A emocionante vida de Magal mostrada em “ME CHAMA QUE EU VOU” fará o público rir e chorar com um homem real, que por trás da figura publica, exuberante e sexy, tem histórias inusitadas, como quando pediu a Vinicius de Moraes que compusesse uma música para ele, a maneira como escolheu o seu nome artístico na Itália, e até a rejeição inicial da Rede Globo, que logo depois o transformou em convidado de honra em seus programas musicais. O título do filme vem de uma das músicas mais famosas de Magal, que serviu de tema de abertura da novela “Rainha da Sucata”, em 1990 e que de certa forma, também brinca com uma característica especial de Magal, que costuma aceitar a maioria dos convites que recebe. 

A diretora Joana Mariani conheceu o cantor no começo dos anos 2000, durante as filmagens do clipe da música “Tenho”, dirigido por Pedro Becker, que foi lançado no Fantástico, e se aproximou do artista e de sua família. “A cada encontro, as histórias de vida, das experiências e ‘causos’ contados por ele fascinavam a todos. Sidney Magalhães é uma figura deliciosa, muito diferente da personagem que ele criou para sua vida artística (Sidney Magal)”, conta a cineasta.

Magal também já participou de peças de teatro, filmes e programas de televisão, algo que ele mesmo define como “um pouco abusado de minha parte”, e encara o documentário como uma espécie de coroação. “É um documentário delicioso porque ele é muito real, ele é quem é o Sidney Magal, quem é o Sidney Magalhães para vocês. O filme foi selecionado para participar do Festival de Cinema de Gramado e isso é uma alegria, já que o Festival faz parte da história do nosso país, da cultura do nosso país. E agora eu quero que todos curtam bastante o Sidney de Magalhães, porque eu tô inteiro nesse documentário.”.

Repleto de imagens de arquivos de televisão e do próprio Magal, o filme explora tanto o lado artístico quanto pessoal daquele que, segundo o Jornal Nacional, é “misto de Elvis Presley com John Travolta”. A produtora Diane Maia, da Mar Filmes, explica que a narrativa do longa começou com entrevistas informais entre Joana e Magal, e, a partir delas, foi montada uma estrutura que as guiou em busca das imagens que complementariam a fala do cantor. “Tivemos amplo acesso ao Acervo Globoapoio de outras emissoras que nos cederam imagens que encontramos com pesquisadores, e, também, tivemos duas profissionais na casa do Magal por um mês digitalizando mais de 10 mil documentos históricos de sua carreira. A digitalização deste material foi não somente um presente para o filme, como para o Magal, que agora tem tudo organizado, datado e armazenado.”. 

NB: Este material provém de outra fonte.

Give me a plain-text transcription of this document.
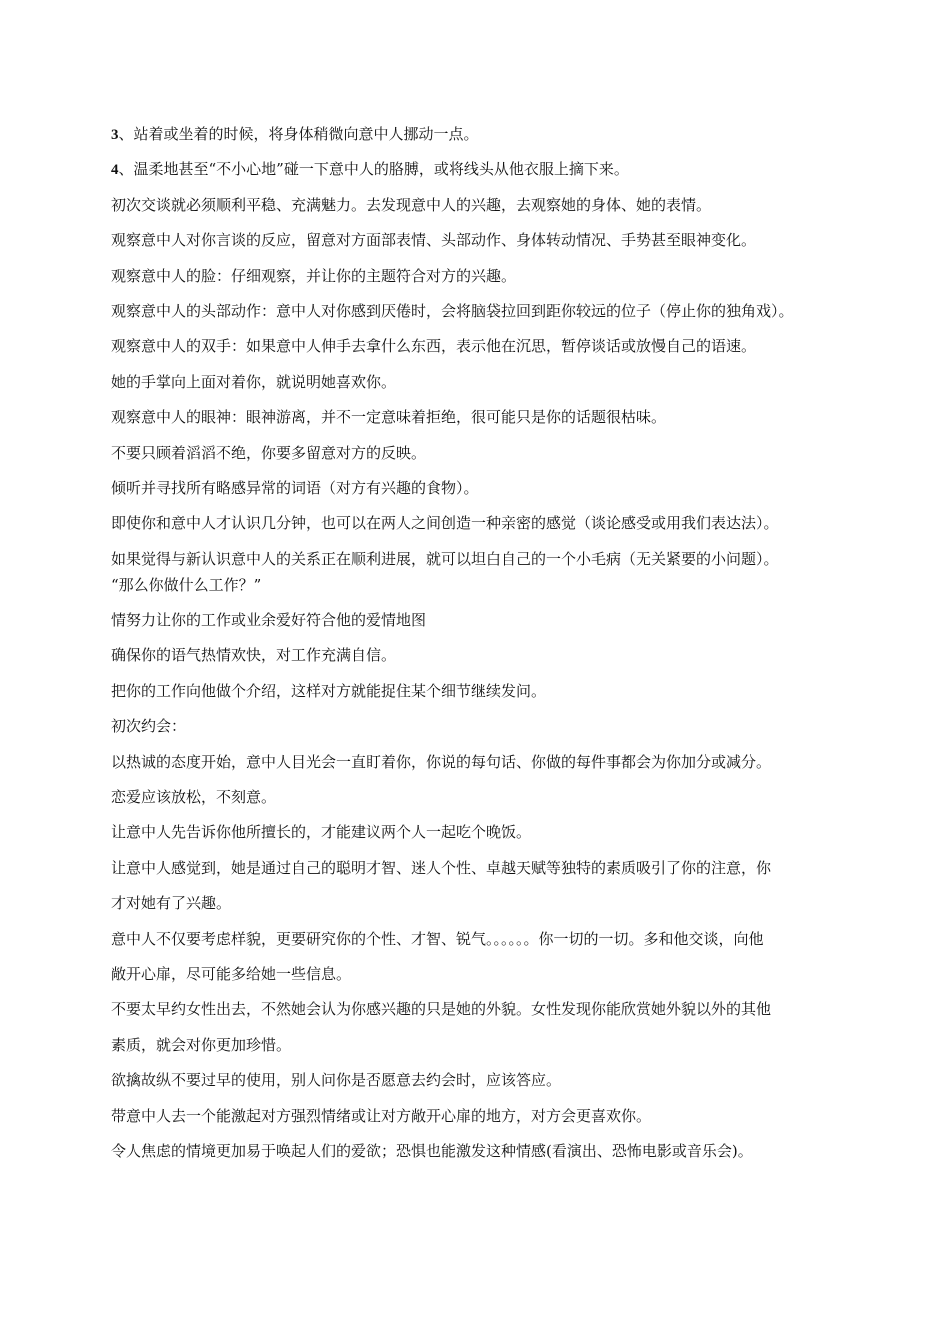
3、站着或坐着的时候，将身体稍微向意中人挪动一点。
4、温柔地甚至“不小心地”碰一下意中人的胳膊，或将线头从他衣服上摘下来。
初次交谈就必须顺利平稳、充满魅力。去发现意中人的兴趣，去观察她的身体、她的表情。
观察意中人对你言谈的反应，留意对方面部表情、头部动作、身体转动情况、手势甚至眼神变化。
观察意中人的脸：仔细观察，并让你的主题符合对方的兴趣。
观察意中人的头部动作：意中人对你感到厌倦时，会将脑袋拉回到距你较远的位子（停止你的独角戏）。
观察意中人的双手：如果意中人伸手去拿什么东西，表示他在沉思，暂停谈话或放慢自己的语速。
她的手掌向上面对着你，就说明她喜欢你。
观察意中人的眼神：眼神游离，并不一定意味着拒绝，很可能只是你的话题很枯味。
不要只顾着滔滔不绝，你要多留意对方的反映。
倾听并寻找所有略感异常的词语（对方有兴趣的食物）。
即使你和意中人才认识几分钟，也可以在两人之间创造一种亲密的感觉（谈论感受或用我们表达法）。
如果觉得与新认识意中人的关系正在顺利进展，就可以坦白自己的一个小毛病（无关紧要的小问题）。
“那么你做什么工作？”
情努力让你的工作或业余爱好符合他的爱情地图
确保你的语气热情欢快，对工作充满自信。
把你的工作向他做个介绍，这样对方就能捉住某个细节继续发问。
初次约会：
以热诚的态度开始，意中人目光会一直盯着你，你说的每句话、你做的每件事都会为你加分或减分。
恋爱应该放松，不刻意。
让意中人先告诉你他所擅长的，才能建议两个人一起吃个晚饭。
让意中人感觉到，她是通过自己的聪明才智、迷人个性、卓越天赋等独特的素质吸引了你的注意，你
才对她有了兴趣。
意中人不仅要考虑样貌，更要研究你的个性、才智、锐气。。。。。。你一切的一切。多和他交谈，向他
敞开心扉，尽可能多给她一些信息。
不要太早约女性出去，不然她会认为你感兴趣的只是她的外貌。女性发现你能欣赏她外貌以外的其他
素质，就会对你更加珍惜。
欲擒故纵不要过早的使用，别人问你是否愿意去约会时，应该答应。
带意中人去一个能激起对方强烈情绪或让对方敞开心扉的地方，对方会更喜欢你。
令人焦虑的情境更加易于唤起人们的爱欲；恐惧也能激发这种情感(看演出、恐怖电影或音乐会)。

Joana Mariani define o filme como “uma conversa gostosa de mesa de bar” trazendo um apanhado de lembranças e memórias. Assim, o documentário encontra um Magal que se abre à câmera numa conversa franca sobre sua família, sua música, sua carreira. O filme tem também depoimentos de sua companheira, Magali West, que conta, entre outras coisas, como o cantor a conquistou, quando ela ainda era uma jovem estudante em Salvador; e do filho, Rodrigo West.

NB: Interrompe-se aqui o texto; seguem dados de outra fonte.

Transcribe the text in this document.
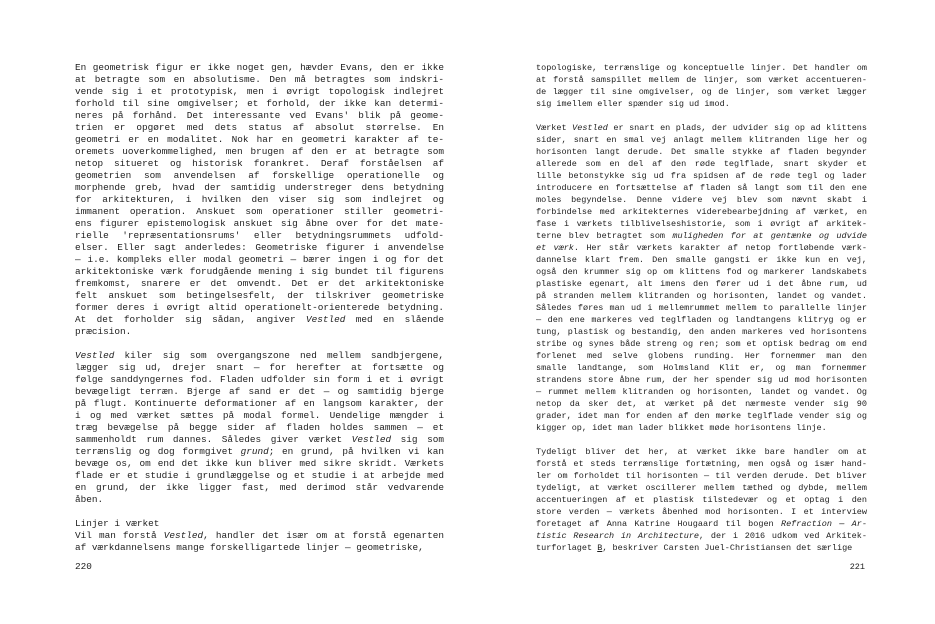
En geometrisk figur er ikke noget gen, hævder Evans, den er ikke
at betragte som en absolutisme. Den må betragtes som indskri-
vende sig i et prototypisk, men i øvrigt topologisk indlejret
forhold til sine omgivelser; et forhold, der ikke kan determi-
neres på forhånd. Det interessante ved Evans' blik på geome-
trien er opgøret med dets status af absolut størrelse. En
geometri er en modalitet. Nok har en geometri karakter af te-
oremets uoverkommelighed, men brugen af den er at betragte som
netop situeret og historisk forankret. Deraf forståelsen af
geometrien som anvendelsen af forskellige operationelle og
morphende greb, hvad der samtidig understreger dens betydning
for arkitekturen, i hvilken den viser sig som indlejret og
immanent operation. Anskuet som operationer stiller geometri-
ens figurer epistemologisk anskuet sig åbne over for det mate-
rielle 'repræsentationsrums' eller betydningsrummets udfold-
elser. Eller sagt anderledes: Geometriske figurer i anvendelse
— i.e. kompleks eller modal geometri — bærer ingen i og for det
arkitektoniske værk forudgående mening i sig bundet til figurens
fremkomst, snarere er det omvendt. Det er det arkitektoniske
felt anskuet som betingelsesfelt, der tilskriver geometriske
former deres i øvrigt altid operationelt-orienterede betydning.
At det forholder sig sådan, angiver Vestled med en slående
præcision.
Vestled kiler sig som overgangszone ned mellem sandbjergene,
lægger sig ud, drejer snart — for herefter at fortsætte og
følge sanddyngernes fod. Fladen udfolder sin form i et i øvrigt
bevægeligt terræn. Bjerge af sand er det — og samtidig bjerge
på flugt. Kontinuerte deformationer af en langsom karakter, der
i og med værket sættes på modal formel. Uendelige mængder i
træg bevægelse på begge sider af fladen holdes sammen — et
sammenholdt rum dannes. Således giver værket Vestled sig som
terrænslig og dog formgivet grund; en grund, på hvilken vi kan
bevæge os, om end det ikke kun bliver med sikre skridt. Værkets
flade er et studie i grundlæggelse og et studie i at arbejde med
en grund, der ikke ligger fast, med derimod står vedvarende
åben.
Linjer i værket
Vil man forstå Vestled, handler det især om at forstå egenarten
af værkdannelsens mange forskelligartede linjer — geometriske,
220
topologiske, terrænslige og konceptuelle linjer. Det handler om
at forstå samspillet mellem de linjer, som værket accentueren-
de lægger til sine omgivelser, og de linjer, som værket lægger
sig imellem eller spænder sig ud imod.
Værket Vestled er snart en plads, der udvider sig op ad klittens
sider, snart en smal vej anlagt mellem klitranden lige her og
horisonten langt derude. Det smalle stykke af fladen begynder
allerede som en del af den røde teglflade, snart skyder et
lille betonstykke sig ud fra spidsen af de røde tegl og lader
introducere en fortsættelse af fladen så langt som til den ene
moles begyndelse. Denne videre vej blev som nævnt skabt i
forbindelse med arkitekternes viderebearbejdning af værket, en
fase i værkets tilblivelseshistorie, som i øvrigt af arkitek-
terne blev betragtet som muligheden for at gentænke og udvide
et værk. Her står værkets karakter af netop fortløbende værk-
dannelse klart frem. Den smalle gangsti er ikke kun en vej,
også den krummer sig op om klittens fod og markerer landskabets
plastiske egenart, alt imens den fører ud i det åbne rum, ud
på stranden mellem klitranden og horisonten, landet og vandet.
Således føres man ud i mellemrummet mellem to parallelle linjer
— den ene markeres ved teglfladen og landtangens klitryg og er
tung, plastisk og bestandig, den anden markeres ved horisontens
stribe og synes både streng og ren; som et optisk bedrag om end
forlenet med selve globens runding. Her fornemmer man den
smalle landtange, som Holmsland Klit er, og man fornemmer
strandens store åbne rum, der her spender sig ud mod horisonten
— rummet mellem klitranden og horisonten, landet og vandet. Og
netop da sker det, at værket på det nærmeste vender sig 90
grader, idet man for enden af den mørke teglflade vender sig og
kigger op, idet man lader blikket møde horisontens linje.
Tydeligt bliver det her, at værket ikke bare handler om at
forstå et steds terrænslige fortætning, men også og især hand-
ler om forholdet til horisonten — til verden derude. Det bliver
tydeligt, at værket oscillerer mellem tæthed og dybde, mellem
accentueringen af et plastisk tilstedevær og et optag i den
store verden — værkets åbenhed mod horisonten. I et interview
foretaget af Anna Katrine Hougaard til bogen Refraction — Ar-
tistic Research in Architecture, der i 2016 udkom ved Arkitek-
turforlaget B, beskriver Carsten Juel-Christiansen det særlige
221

Além do documentário “ME CHAMA QUE EU VOU”, a diretora prepara um outro filme sobre o artista, desta vez como produtora, ao lado de Diane Maia. “MEU SANGUE FERVE POR VOCÊ”, uma comédia romântica musical, livremente adaptada na vida do cantor, que será dirigida por Paulo Machline, com José Loreto como Sidney Magal e Giovana Cordeiro como Magali. “A ficção é um recorte de três meses sobre como ele e Magali se conheceram, há 40 anos, em uma turnê que ele estava fazendo pela Bahia para lançar um disco. É uma comédia romântica musical, uma história verdadeira, mas totalmente reescrita. Como falamos, um ‘conto Magalesco’.”.

Sinopse

O documentário conta a trajetória dos 50 anos de carreira de Sidney Magal. Os momentos mais significativos da vida do cantor, dançarino, ator e dublador que se tornou um ícone da música popular brasileira. O homem por trás do ídolo, sob o ponto de vista dos próprios participantes da história.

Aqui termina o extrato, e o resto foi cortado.